Как будто я мать не жалею.
Ей и правда тяжело приходится. Да и всем женщинам тяжелее и тяжелее. Они берут на себя мужскую работу. В городе молодых и сильных мужчин не осталось. Однажды я возвращался домой. Смотрю, прямо перед нашей парадной стоит трехтонка с песком горой. То есть уже не горой – гора порушена, разрыта. Дворник Илья Николаевич, Устинья эта, барыня толстая, его жена, и еще двое заполняют песком мешки, а все остальные соседи, женщины в основном, по цепочке передают мешки наверх, на чердак. Берут мешок по двое, в одиночку тяжело, да и вдвоем не очень-то легко. И мама там. Я тоже встал в цепочку, только фотоаппарат спрятал на чердаке, потому что подумал: раз такой случай, вдруг удастся поснимать с крыши.
Так мы и работали до сумерек, почти до темноты, даже в комендантский час, пока не очень стемнело, под присмотром патрульного. Работали быстро, надо было успеть до темноты, потому что свет зажигать нельзя.
Песок нужен, чтобы тушить пожары, которые могут возникнуть при обстрелах и бомбежках. Моя мама, как и большинство соседей, – все, кто не старый и не инвалид, входят в пожарную дружину. При угрозе будем по очереди дежурить на крыше. Если что, засыпать огонь песком. Составлено специальное расписание дежурств, все знают распорядок: дежурные – на крышу, остальные – в бомбоубежище. Проводились учения – учебная воздушная тревога. Сначала все было бестолково, инструктор ругался. А потом наладилось.

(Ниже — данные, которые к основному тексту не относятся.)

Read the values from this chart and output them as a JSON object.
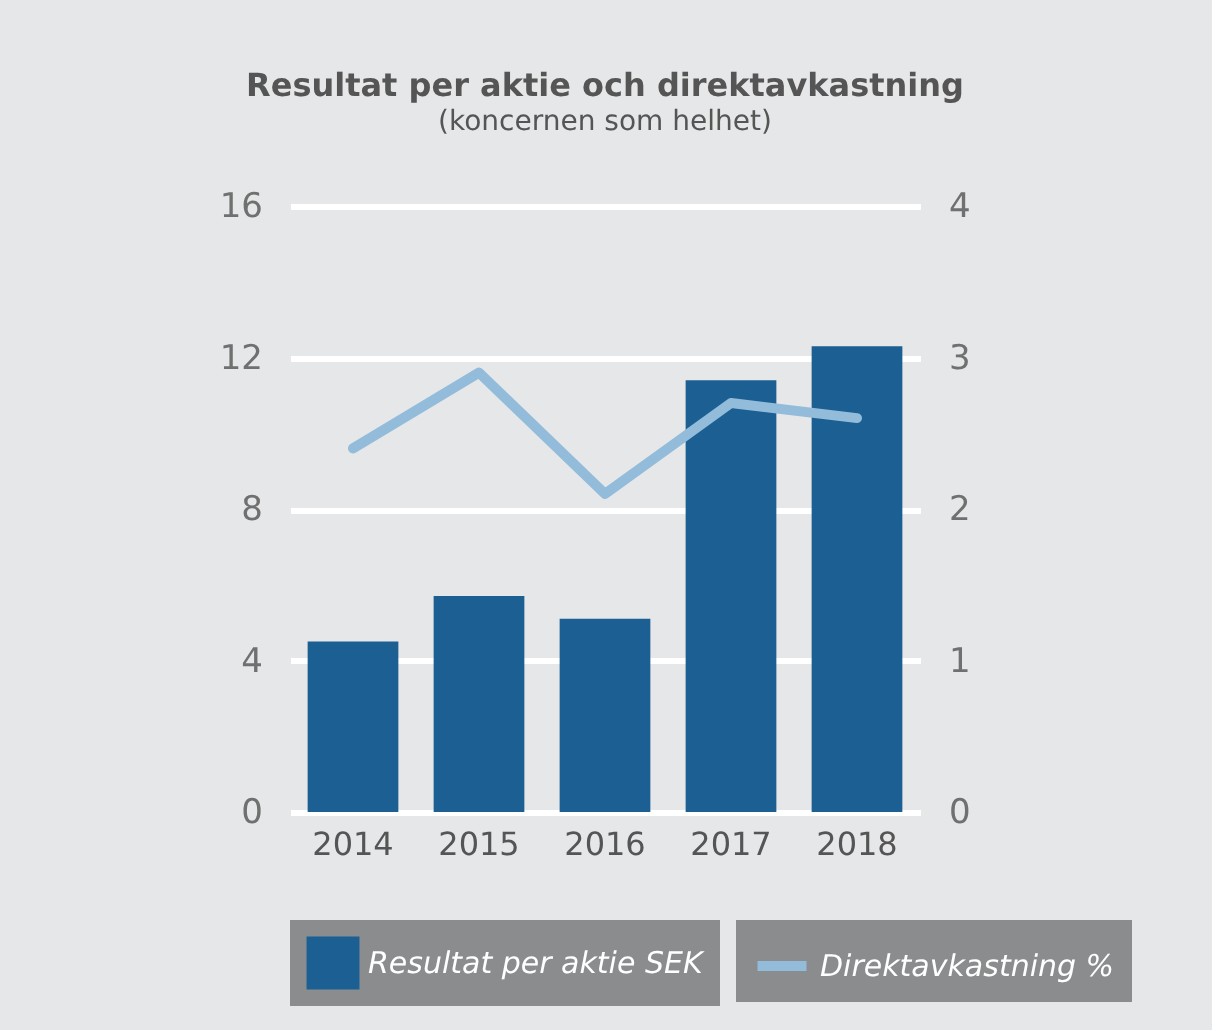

Велено всем собрать самое ценное в какой-нибудь чемоданчик, чтобы, подхватив его, сразу спускаться в убежище, если будет объявлена настоящая воздушная тревога. Мама недавно собрала чемодан и большую сумку. Папа ворчал: к чему так много? Прямо как на дачу воз тащишь. Ведь придется бежать, вещи помешают. Мама, конечно, сказала свое постоянное: своя ноша не тянет. И добавила еще корзинку с рукодельем. Она, понимаешь, решила, что будет вышивать в бомбоубежище.
После работы, после того как весь песок перетаскали на чердак, я вылез на крышу через чердачное окно. Уже хорошо стемнело – конец августа, что ни говори, и я снял всего пару кадров, ведь вспышкой-то пользоваться на крыше среди ночи – преступление, я понимаю. Наверное, фотографии не получились, но все равно было здорово. Когда поднимаешься повыше, на крышу или на гору какую-нибудь, становится понятно, почему небо всегда называли куполом. Перед ночью оно темнее всего над головой, и там звезды видны, а по горизонту – светлое.
У нас по горизонту вспышки, и доносится грохот – артиллерия. Грохочет все ближе с каждым днем, идут бои, все это знают. Но в ночной пустоте, когда стоишь высоко над городом, кажется, что идет гроза, вспыхивают молнии, что скоро туча наползет, закроет звезды и хлынет ливень, запоют, запузырятся огромные лужи, мы скинем обувь и помчимся босиком, как бывало. Ты помнишь, Настя?
Только ливень, если и хлынет, теперь будет огненным. Мне кажется, мы к этому готовы. Или нет? Но ничего, мы справимся, сможем. Победим. Город, наш город, невозможно сломать или победить, так папа пишет в своих статьях, так говорят и по радио.